第190章 卿文,你聽見她哭了嗎?
  他們在接到尚卿文的電話時,發動了在貴州所有的關係人脈,查到了舒然跟聶展雲是在一個酒店落腳,而且,還是在同一套套房!

  這事兒他們都沒有告訴尚卿文,真不知道他知道以後,會有什麽反應?

  恐怕是連殺了舒然的心都有了吧!

  張晨初看著那邊縮成一團的舒然,低籲一口氣搖頭,女人,當真是寵不得,昔日的蘇茉,今日的舒然,卿文,對女人,怎麽交出心來呢?

  過道上響起的腳步聲和的呼聲打破了這裏的平靜和壓抑的氣氛,護士追著一道身影,“小姐,小姐你停下,你才醒來,你要多休息啊!”

  “你讓開,我找人,卿文,卿文”蘇茉焦急的聲音在過道上響起,她腿一瘸一拐地朝這邊跑,臉上還有被沾上的血跡,衣服上也有,她的聲音逼近時,縮在那一個角落的舒然猛地抬起頭來,目光正好跟蘇茉的眼神對視在了一起。

  兩人這目光一對,頓時讓坐在那邊的張晨初和邵兆莫感覺到了一絲涼涼的詭異,他們看著剛才還坐在那邊一動不動的舒然慢慢地起身,從椅子上下來,盡管臉色不太好,但那眼神的冷卻讓兩人都愣住了。

  蘇茉也是不甘示弱,伸手掙開那名護士的手,“讓開!”說完她看向了舒然,一字一句地說著:“舒然,我們需要好好談談!”

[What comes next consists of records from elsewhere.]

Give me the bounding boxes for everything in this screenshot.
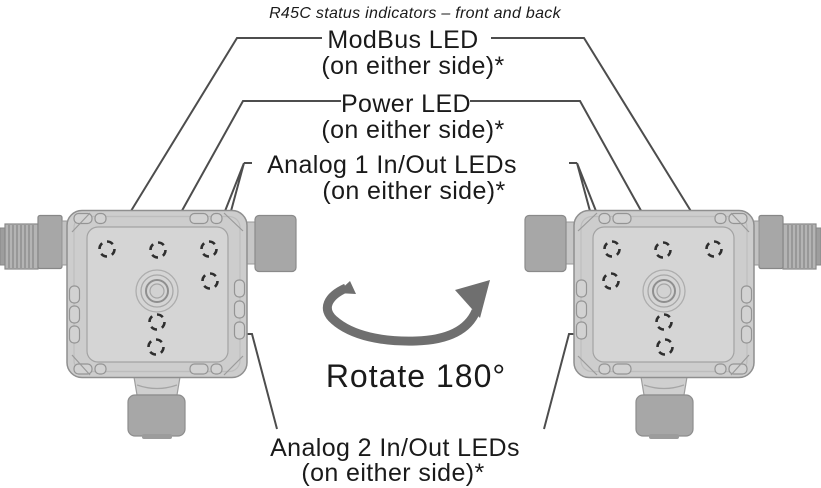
callout-analog2: Analog 2 In/Out LEDs (on either side)*	[270, 434, 520, 487]
led-analog1-in-back	[603, 240, 621, 258]
device-front	[0, 209, 297, 440]
led-modbus-back	[705, 240, 723, 258]
led-analog2-out-back	[656, 338, 674, 356]
leader-power-left	[163, 100, 341, 244]
callout-analog1: Analog 1 In/Out LEDs (on either side)*	[267, 151, 517, 205]
device-back	[524, 209, 821, 440]
callout-analog2-title: Analog 2 In/Out LEDs	[270, 434, 520, 462]
callout-analog2-subtitle: (on either side)*	[301, 459, 484, 487]
callout-power-subtitle: (on either side)*	[321, 116, 504, 144]
led-analog2-in-back	[655, 313, 673, 331]
leader-modbus-left	[111, 37, 322, 243]
rotate-label: Rotate 180°	[326, 358, 506, 394]
rotate-arrow-icon	[322, 280, 490, 346]
callout-analog1-title: Analog 1 In/Out LEDs	[267, 151, 517, 179]
led-power-front	[149, 241, 167, 259]
callout-analog1-subtitle: (on either side)*	[322, 177, 505, 205]
callout-power: Power LED (on either side)*	[321, 90, 504, 144]
led-analog1-out-back	[602, 272, 620, 290]
led-analog1-in-front	[200, 240, 218, 258]
device-front-shell	[0, 209, 297, 440]
led-power-back	[654, 241, 672, 259]
led-modbus-front	[98, 240, 116, 258]
led-analog1-out-front	[201, 272, 219, 290]
diagram-title: R45C status indicators – front and back	[269, 5, 562, 22]
leader-modbus-right	[491, 37, 711, 243]
device-back-shell	[524, 209, 821, 440]
rotate-arrowhead	[455, 280, 490, 318]
callout-modbus-title: ModBus LED	[327, 26, 478, 54]
leader-power-right	[470, 100, 660, 244]
callout-modbus: ModBus LED (on either side)*	[321, 26, 504, 80]
callout-modbus-subtitle: (on either side)*	[321, 52, 504, 80]
rotate-arrowtail	[337, 281, 356, 294]
callout-power-title: Power LED	[341, 90, 471, 118]
led-analog2-out-front	[147, 338, 165, 356]
led-analog2-in-front	[148, 313, 166, 331]
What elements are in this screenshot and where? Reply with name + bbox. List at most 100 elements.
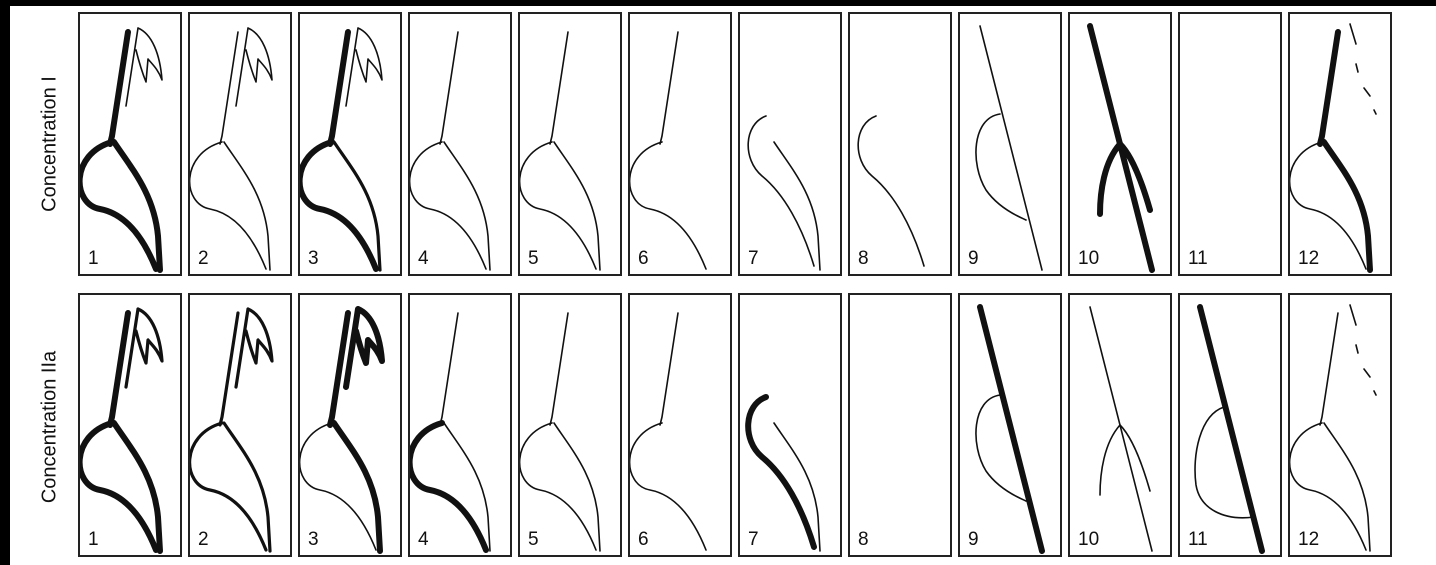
panel-number: 5 [528, 529, 539, 551]
stroke-diag [1090, 307, 1152, 551]
stroke-tail [334, 142, 380, 270]
stroke-neck [1320, 313, 1338, 425]
panel-r1-11: 11 [1178, 12, 1282, 276]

  看著倆道身影從過道上消失,張晨初叼著嘴裏的煙,朝手術室門上的燈看了一眼,“女人!”

  回應他的是收回目光的邵兆莫,“都不是省油的燈!”

  張晨初低哼一聲,“我是不怕舒然吃虧!”

  “吃虧的是蘇茉吧!”邵兆莫淡漠地回應了一句,張晨初目光微動,就是打架,現在的蘇茉也不是舒然的對手!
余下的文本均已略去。